Since then, his comments have been amplified by several right wing activists.
The Trump campaign paid $79,000 for “The Fraud Squad” ad to run on cable news channels in metro Atlanta between Aug. 9 and 13, according to Medium Buying, which tracks political ad spending.
As I said last week, Georgia Republicans will almost certainly try to use a law passed earlier this year and signed into law by former GA Secretary of State and current GOP Gov. Brian Kemp to remove Willis from office for "misconduct" with an "independent commission" whose members are of course appointed by Kemp. That law is currently being challenged in state court by four of Willis's fellow Georgia County DAs.
What Trump is doing with his ludicrous slime job is laying the false justification for doing just that. If the indictment includes several of the false slate of electors who are powerful members of the state Republican Party apparatus on RICO and fraud charges as I strongly suspect, then the pressure on Kemp and the commission to remove Willis will be overwhelming, hence the lawsuit filed last week.

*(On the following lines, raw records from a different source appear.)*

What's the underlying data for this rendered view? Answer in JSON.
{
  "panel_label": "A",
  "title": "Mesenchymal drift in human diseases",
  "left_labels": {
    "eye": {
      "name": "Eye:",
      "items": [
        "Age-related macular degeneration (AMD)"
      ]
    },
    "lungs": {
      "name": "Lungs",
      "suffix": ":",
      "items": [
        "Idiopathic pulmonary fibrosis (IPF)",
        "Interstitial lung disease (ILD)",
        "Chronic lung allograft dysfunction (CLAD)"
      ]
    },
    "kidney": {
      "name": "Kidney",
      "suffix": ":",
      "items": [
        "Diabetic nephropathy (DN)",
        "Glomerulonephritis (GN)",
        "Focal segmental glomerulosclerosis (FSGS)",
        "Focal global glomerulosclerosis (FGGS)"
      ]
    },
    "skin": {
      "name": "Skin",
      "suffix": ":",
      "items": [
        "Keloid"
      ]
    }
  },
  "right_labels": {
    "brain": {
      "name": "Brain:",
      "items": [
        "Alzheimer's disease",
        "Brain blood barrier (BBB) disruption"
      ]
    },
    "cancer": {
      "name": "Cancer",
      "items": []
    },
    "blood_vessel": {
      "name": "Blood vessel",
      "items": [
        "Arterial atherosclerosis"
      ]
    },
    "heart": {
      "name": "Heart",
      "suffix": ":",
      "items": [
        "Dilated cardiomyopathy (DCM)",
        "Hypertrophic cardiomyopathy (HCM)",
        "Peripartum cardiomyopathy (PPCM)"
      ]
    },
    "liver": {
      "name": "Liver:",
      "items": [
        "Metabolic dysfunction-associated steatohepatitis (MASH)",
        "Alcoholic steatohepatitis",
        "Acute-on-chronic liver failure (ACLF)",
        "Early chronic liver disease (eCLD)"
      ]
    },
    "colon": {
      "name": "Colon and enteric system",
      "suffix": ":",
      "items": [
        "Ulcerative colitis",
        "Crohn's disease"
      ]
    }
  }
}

We're most likely headed for a massive court battle to even see if Willis will be allowed to bring her case against Trump at all, delaying a possible trial for months, if not years. Willis will be attacked on all sides, and Trump is sending a message to anyone else poised to charge him: you're next.
And even if he is found guilty, Gov. Kemp will then be under pressure to pardon Trump, his lackeys, and all the state Republicans who joined in.
What I'm saying is don't expect Trump to end up in an Atlanta jail anytime soon.